L’homme se prosterna sous l’étreinte de cette impérieuse créature.

— Lâchez-moi !… — dit-il convulsivement de sa voix étouffée, à laquelle son agitation donnait le son d’un sifflement ; — lâchez-moi, ou vous vous en repentirez… lâchez-moi !

— Comment avez-vous osé !… — s’écria Aurora, — comment avez-vous osé lui faire du mal ?… Mon pauvre chien !… Mon pauvre chien estropié… si faible !… Comment avez-vous osé faire cela ?… Lâche poltron ! misérable que vous êtes !…

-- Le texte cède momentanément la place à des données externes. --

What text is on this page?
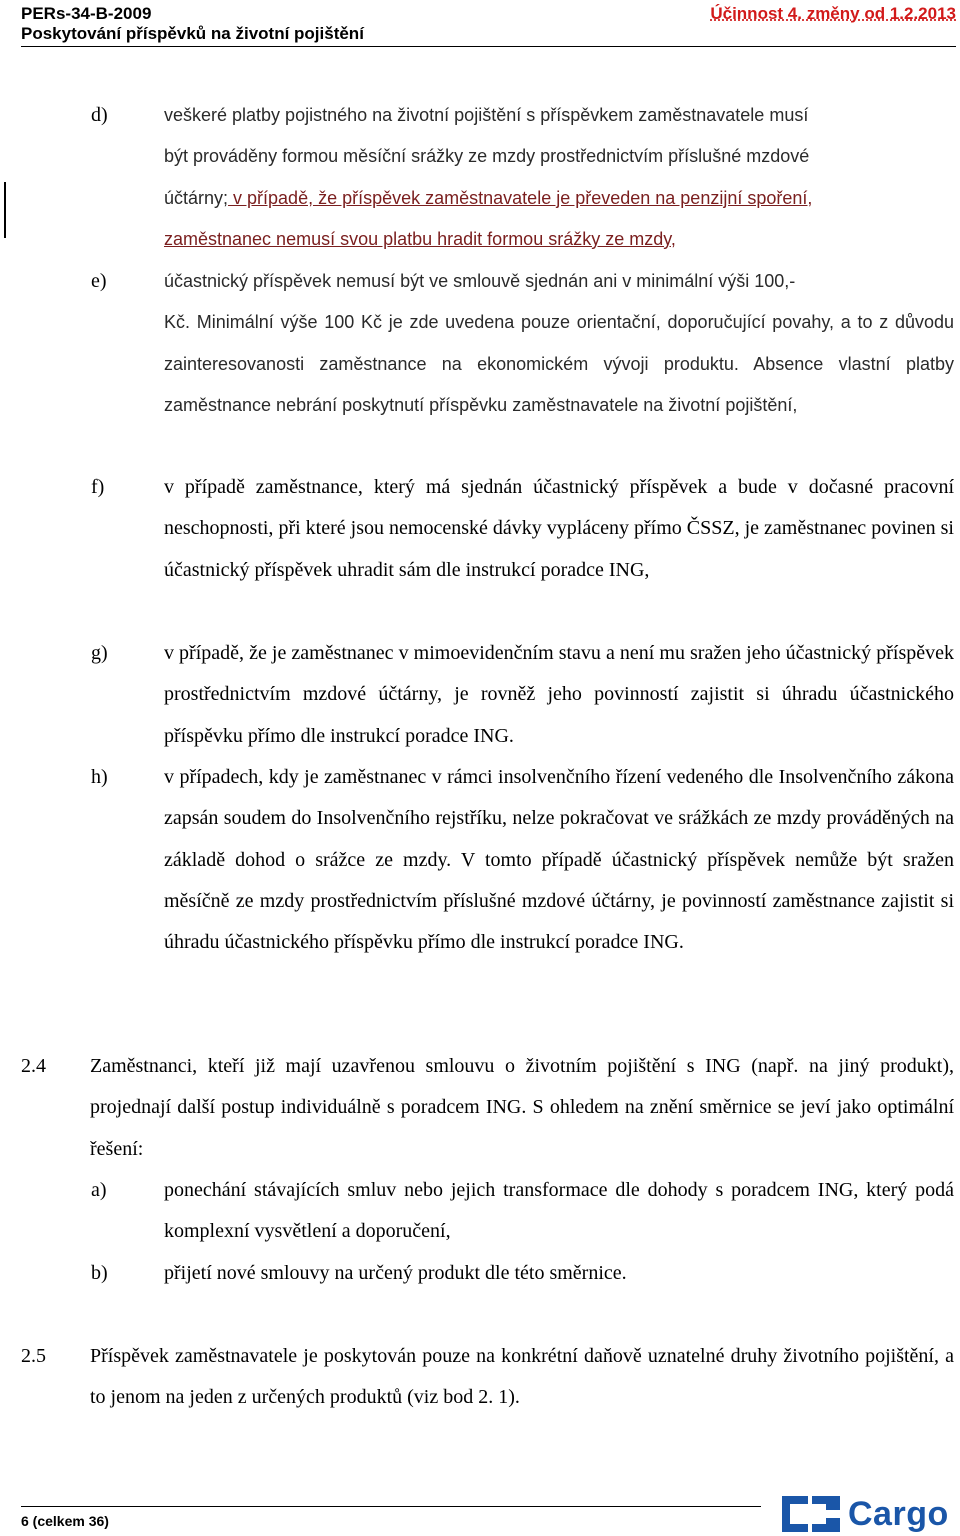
PERs-34-B-2009	Účinnost 4. změny od 1.2.2013
Poskytování příspěvků na životní pojištění
d)	veškeré platby pojistného na životní pojištění s příspěvkem zaměstnavatele musí
být prováděny formou měsíční srážky ze mzdy prostřednictvím příslušné mzdové
účtárny; v případě, že příspěvek zaměstnavatele je převeden na penzijní spoření,
zaměstnanec nemusí svou platbu hradit formou srážky ze mzdy,
e)	účastnický příspěvek nemusí být ve smlouvě sjednán ani v minimální výši 100,-
Kč. Minimální výše 100 Kč je zde uvedena pouze orientační, doporučující povahy, a to z důvodu zainteresovanosti zaměstnance na ekonomickém vývoji produktu. Absence vlastní platby zaměstnance nebrání poskytnutí příspěvku zaměstnavatele na životní pojištění,
f)	v případě zaměstnance, který má sjednán účastnický příspěvek a bude v dočasné pracovní neschopnosti, při které jsou nemocenské dávky vypláceny přímo ČSSZ, je zaměstnanec povinen si účastnický příspěvek uhradit sám dle instrukcí poradce ING,
g)	v případě, že je zaměstnanec v mimoevidenčním stavu a není mu sražen jeho účastnický příspěvek prostřednictvím mzdové účtárny, je rovněž jeho povinností zajistit si úhradu účastnického příspěvku přímo dle instrukcí poradce ING.
h)	v případech, kdy je zaměstnanec v rámci insolvenčního řízení vedeného dle Insolvenčního zákona zapsán soudem do Insolvenčního rejstříku, nelze pokračovat ve srážkách ze mzdy prováděných na základě dohod o srážce ze mzdy. V tomto případě účastnický příspěvek nemůže být sražen měsíčně ze mzdy prostřednictvím příslušné mzdové účtárny, je povinností zaměstnance zajistit si úhradu účastnického příspěvku přímo dle instrukcí poradce ING.
2.4	Zaměstnanci, kteří již mají uzavřenou smlouvu o životním pojištění s ING (např. na jiný produkt), projednají další postup individuálně s poradcem ING. S ohledem na znění směrnice se jeví jako optimální řešení:
a)	ponechání stávajících smluv nebo jejich transformace dle dohody s poradcem ING, který podá komplexní vysvětlení a doporučení,
b)	přijetí nové smlouvy na určený produkt dle této směrnice.
2.5	Příspěvek zaměstnavatele je poskytován pouze na konkrétní daňově uznatelné druhy životního pojištění, a to jenom na jeden z určených produktů (viz bod 2. 1).
6 (celkem 36)	Cargo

Sa main droite lâcha le collet de l’habit d’Hargraves, et fit pleuvoir sur ses larges épaules une grêle de coups de sa légère cravache, un véritable hochet, dont le bout doré était orné d’émeraudes, mais qui cinglait comme une verge d’acier flexible dans cette petite main.

— Comment avez-vous osé !… — répéta-t-elle plusieurs fois.

Et ses joues pâles devinrent écarlates, en raison de l’effort qu’elle faisait pour tenir l’homme d’une main. À ce moment ses cheveux dénoués lui tombaient à la ceinture, et sa cravache était brisée à une demi-douzaine d’endroits.

Mellish, entrant par hasard au même instant dans la cour des écuries, devint blême d’horreur en voyant cette belle Furie.